Friday, September 28, 2012

Weekly report 20120928

Done in last week:

1. Investigated the impact of very large rows in our project, and found that it would make several programs not work since they try to get whole rows sometimes. If the row size exceeded the memory limit of the tasks, the program would fail. I solved this problem by avoiding getting whole rows with HTable.get(), and setting the "batch" property to something like 10000 when scanning the tables.

2. Tried to run the project with a larger data set - 11GB compressed, ~40GB after put into HBase tables. Got some errors from HBase region servers, and just investigating the issue. Possible reasons include incompatible versions of Java and limited heap size.

To do next:

Solve the issues with large data set and test on larger scale.

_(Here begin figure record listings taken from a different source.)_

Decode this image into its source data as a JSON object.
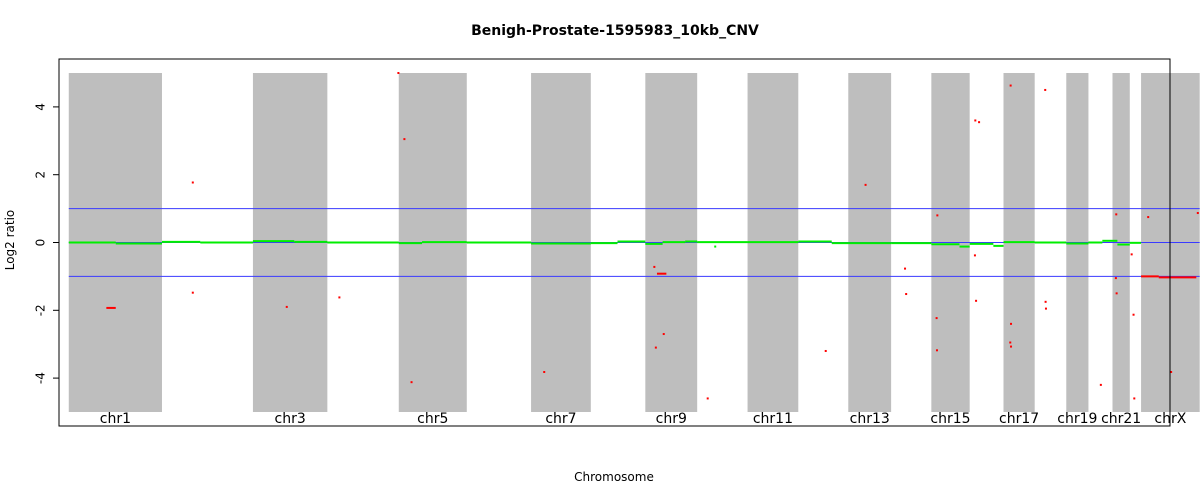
{
  "chart_data": {
    "type": "scatter",
    "title": "Benigh-Prostate-1595983_10kb_CNV",
    "xlabel": "Chromosome",
    "ylabel": "Log2 ratio",
    "ylim": [
      -5,
      5
    ],
    "yticks": [
      -4,
      -2,
      0,
      2,
      4
    ],
    "x_unit": "genomic position (Mb)",
    "xlim": [
      -26,
      2930
    ],
    "chromosome_bands": [
      {
        "name": "chr1",
        "start": 0,
        "end": 248,
        "shaded": true,
        "label": "chr1"
      },
      {
        "name": "chr2",
        "start": 248,
        "end": 490,
        "shaded": false,
        "label": ""
      },
      {
        "name": "chr3",
        "start": 490,
        "end": 688,
        "shaded": true,
        "label": "chr3"
      },
      {
        "name": "chr4",
        "start": 688,
        "end": 878,
        "shaded": false,
        "label": ""
      },
      {
        "name": "chr5",
        "start": 878,
        "end": 1059,
        "shaded": true,
        "label": "chr5"
      },
      {
        "name": "chr6",
        "start": 1059,
        "end": 1230,
        "shaded": false,
        "label": ""
      },
      {
        "name": "chr7",
        "start": 1230,
        "end": 1389,
        "shaded": true,
        "label": "chr7"
      },
      {
        "name": "chr8",
        "start": 1389,
        "end": 1534,
        "shaded": false,
        "label": ""
      },
      {
        "name": "chr9",
        "start": 1534,
        "end": 1672,
        "shaded": true,
        "label": "chr9"
      },
      {
        "name": "chr10",
        "start": 1672,
        "end": 1806,
        "shaded": false,
        "label": ""
      },
      {
        "name": "chr11",
        "start": 1806,
        "end": 1941,
        "shaded": true,
        "label": "chr11"
      },
      {
        "name": "chr12",
        "start": 1941,
        "end": 2074,
        "shaded": false,
        "label": ""
      },
      {
        "name": "chr13",
        "start": 2074,
        "end": 2188,
        "shaded": true,
        "label": "chr13"
      },
      {
        "name": "chr14",
        "start": 2188,
        "end": 2295,
        "shaded": false,
        "label": ""
      },
      {
        "name": "chr15",
        "start": 2295,
        "end": 2397,
        "shaded": true,
        "label": "chr15"
      },
      {
        "name": "chr16",
        "start": 2397,
        "end": 2487,
        "shaded": false,
        "label": ""
      },
      {
        "name": "chr17",
        "start": 2487,
        "end": 2570,
        "shaded": true,
        "label": "chr17"
      },
      {
        "name": "chr18",
        "start": 2570,
        "end": 2654,
        "shaded": false,
        "label": ""
      },
      {
        "name": "chr19",
        "start": 2654,
        "end": 2713,
        "shaded": true,
        "label": "chr19"
      },
      {
        "name": "chr20",
        "start": 2713,
        "end": 2777,
        "shaded": false,
        "label": ""
      },
      {
        "name": "chr21",
        "start": 2777,
        "end": 2823,
        "shaded": true,
        "label": "chr21"
      },
      {
        "name": "chr22",
        "start": 2823,
        "end": 2853,
        "shaded": false,
        "label": ""
      },
      {
        "name": "chrX",
        "start": 2853,
        "end": 3009,
        "shaded": true,
        "label": "chrX"
      }
    ],
    "reference_lines": [
      {
        "y": 1,
        "color": "#3a3aff"
      },
      {
        "y": 0,
        "color": "#3a3aff"
      },
      {
        "y": -1,
        "color": "#3a3aff"
      }
    ],
    "segments_green": [
      {
        "x0": 0,
        "x1": 125,
        "y": 0.0
      },
      {
        "x0": 125,
        "x1": 248,
        "y": -0.03
      },
      {
        "x0": 248,
        "x1": 350,
        "y": 0.02
      },
      {
        "x0": 350,
        "x1": 490,
        "y": 0.0
      },
      {
        "x0": 490,
        "x1": 600,
        "y": 0.04
      },
      {
        "x0": 600,
        "x1": 688,
        "y": 0.02
      },
      {
        "x0": 688,
        "x1": 878,
        "y": 0.0
      },
      {
        "x0": 878,
        "x1": 940,
        "y": -0.02
      },
      {
        "x0": 940,
        "x1": 1059,
        "y": 0.01
      },
      {
        "x0": 1059,
        "x1": 1230,
        "y": 0.0
      },
      {
        "x0": 1230,
        "x1": 1389,
        "y": -0.03
      },
      {
        "x0": 1389,
        "x1": 1460,
        "y": -0.02
      },
      {
        "x0": 1460,
        "x1": 1534,
        "y": 0.03
      },
      {
        "x0": 1534,
        "x1": 1580,
        "y": -0.04
      },
      {
        "x0": 1580,
        "x1": 1640,
        "y": 0.01
      },
      {
        "x0": 1640,
        "x1": 1672,
        "y": 0.03
      },
      {
        "x0": 1672,
        "x1": 1806,
        "y": 0.01
      },
      {
        "x0": 1806,
        "x1": 1941,
        "y": 0.01
      },
      {
        "x0": 1941,
        "x1": 2030,
        "y": 0.03
      },
      {
        "x0": 2030,
        "x1": 2188,
        "y": -0.02
      },
      {
        "x0": 2188,
        "x1": 2295,
        "y": -0.02
      },
      {
        "x0": 2295,
        "x1": 2370,
        "y": -0.05
      },
      {
        "x0": 2370,
        "x1": 2397,
        "y": -0.12
      },
      {
        "x0": 2397,
        "x1": 2460,
        "y": -0.04
      },
      {
        "x0": 2460,
        "x1": 2487,
        "y": -0.1
      },
      {
        "x0": 2487,
        "x1": 2570,
        "y": 0.01
      },
      {
        "x0": 2570,
        "x1": 2654,
        "y": 0.0
      },
      {
        "x0": 2654,
        "x1": 2713,
        "y": -0.03
      },
      {
        "x0": 2713,
        "x1": 2750,
        "y": 0.0
      },
      {
        "x0": 2750,
        "x1": 2790,
        "y": 0.05
      },
      {
        "x0": 2790,
        "x1": 2823,
        "y": -0.06
      },
      {
        "x0": 2823,
        "x1": 2853,
        "y": -0.01
      }
    ],
    "segments_red": [
      {
        "x0": 100,
        "x1": 125,
        "y": -1.93
      },
      {
        "x0": 1565,
        "x1": 1590,
        "y": -0.92
      },
      {
        "x0": 2853,
        "x1": 2900,
        "y": -1.0
      },
      {
        "x0": 2900,
        "x1": 3000,
        "y": -1.03
      }
    ],
    "points_red": [
      {
        "x": 330,
        "y": 1.77
      },
      {
        "x": 330,
        "y": -1.48
      },
      {
        "x": 580,
        "y": -1.9
      },
      {
        "x": 720,
        "y": -1.62
      },
      {
        "x": 877,
        "y": 5.0
      },
      {
        "x": 893,
        "y": 3.05
      },
      {
        "x": 912,
        "y": -4.12
      },
      {
        "x": 1265,
        "y": -3.82
      },
      {
        "x": 1558,
        "y": -0.72
      },
      {
        "x": 1562,
        "y": -3.1
      },
      {
        "x": 1583,
        "y": -2.7
      },
      {
        "x": 1700,
        "y": -4.6
      },
      {
        "x": 2014,
        "y": -3.2
      },
      {
        "x": 2120,
        "y": 1.7
      },
      {
        "x": 2228,
        "y": -1.52
      },
      {
        "x": 2225,
        "y": -0.77
      },
      {
        "x": 2311,
        "y": 0.8
      },
      {
        "x": 2309,
        "y": -2.23
      },
      {
        "x": 2310,
        "y": -3.18
      },
      {
        "x": 2411,
        "y": -0.38
      },
      {
        "x": 2412,
        "y": 3.6
      },
      {
        "x": 2422,
        "y": 3.55
      },
      {
        "x": 2414,
        "y": -1.72
      },
      {
        "x": 2506,
        "y": 4.63
      },
      {
        "x": 2507,
        "y": -2.4
      },
      {
        "x": 2505,
        "y": -2.95
      },
      {
        "x": 2507,
        "y": -3.07
      },
      {
        "x": 2598,
        "y": 4.5
      },
      {
        "x": 2599,
        "y": -1.75
      },
      {
        "x": 2600,
        "y": -1.95
      },
      {
        "x": 2746,
        "y": -4.2
      },
      {
        "x": 2787,
        "y": 0.83
      },
      {
        "x": 2786,
        "y": -1.05
      },
      {
        "x": 2788,
        "y": -1.5
      },
      {
        "x": 2828,
        "y": -0.35
      },
      {
        "x": 2833,
        "y": -2.13
      },
      {
        "x": 2835,
        "y": -4.6
      },
      {
        "x": 2872,
        "y": 0.75
      },
      {
        "x": 2933,
        "y": -3.82
      },
      {
        "x": 3004,
        "y": 0.87
      }
    ],
    "points_green": [
      {
        "x": 1720,
        "y": -0.12
      }
    ],
    "colors": {
      "band": "#bebebe",
      "segment": "#00ee00",
      "outlier": "#ff0000",
      "reference": "#3a3aff"
    }
  }
}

Wednesday, September 19, 2012

Weekly report 20120919

Done in last week:

1. Got all signatures for the nomination of candidacy form.

2. Read articles about data locality and compression of HBase.

3. In the HBase inverted index project, added bloom filter to the term count table in the synonym scoring step, and modified some implementations so that terms with count of only 1 are no longer stored in the table. This improved the performance by 6% on a small 3.5GB data set. A more significant improvement is expected for larger data sets.

4. Thought and investigated the impact of very large rows in the inverted index table on the performance and reliability of the whole system. So far it looks fine for our data set.

To do next:

1. Apply the HBase inverted index programs on larger data set.

2. More investigation about abstract data description and sharing model for cloud storage services.

Wednesday, September 12, 2012

Weekly report 20120912

Done in last week:

1. Contacted Prof. Fox and Prof. Van Gucht about nomination of candidacy form, and I expect to get the form submitted next week.

2. Read part of Gerald's dissertation.

3. Alamo was available so I was able to apply and test some optimizations to the synonym analysis phase of the HBase Inverted Index project. The optimizations were able to reduce the total execution time of that phase from 2852 seconds to 505 seconds on a test data set. Steps involved in the optimizations include:

(1) In the word pair frequency counting step, a combiner and a reducer were added to filter out the word pairs that are impossible to be synonyms.

(2) Added a word count table to only record the total hits of each word in the data set. The total hits information is intensively used in the synonym scoring step, and addition of this table not only makes access to such information faster, but eliminates the unnecessary total hits recalculation that was needed when this table was not available.

(3) In the synonym scoring step, added a buffer for word total hits, so that repeated access to the same term can be done in local memory.

To do next:

1. Think about details of the two possible directions for my thesis topic.

2. Test the optimizations to larger data set. Use the whole ClueWeb09 CatB data set if possible.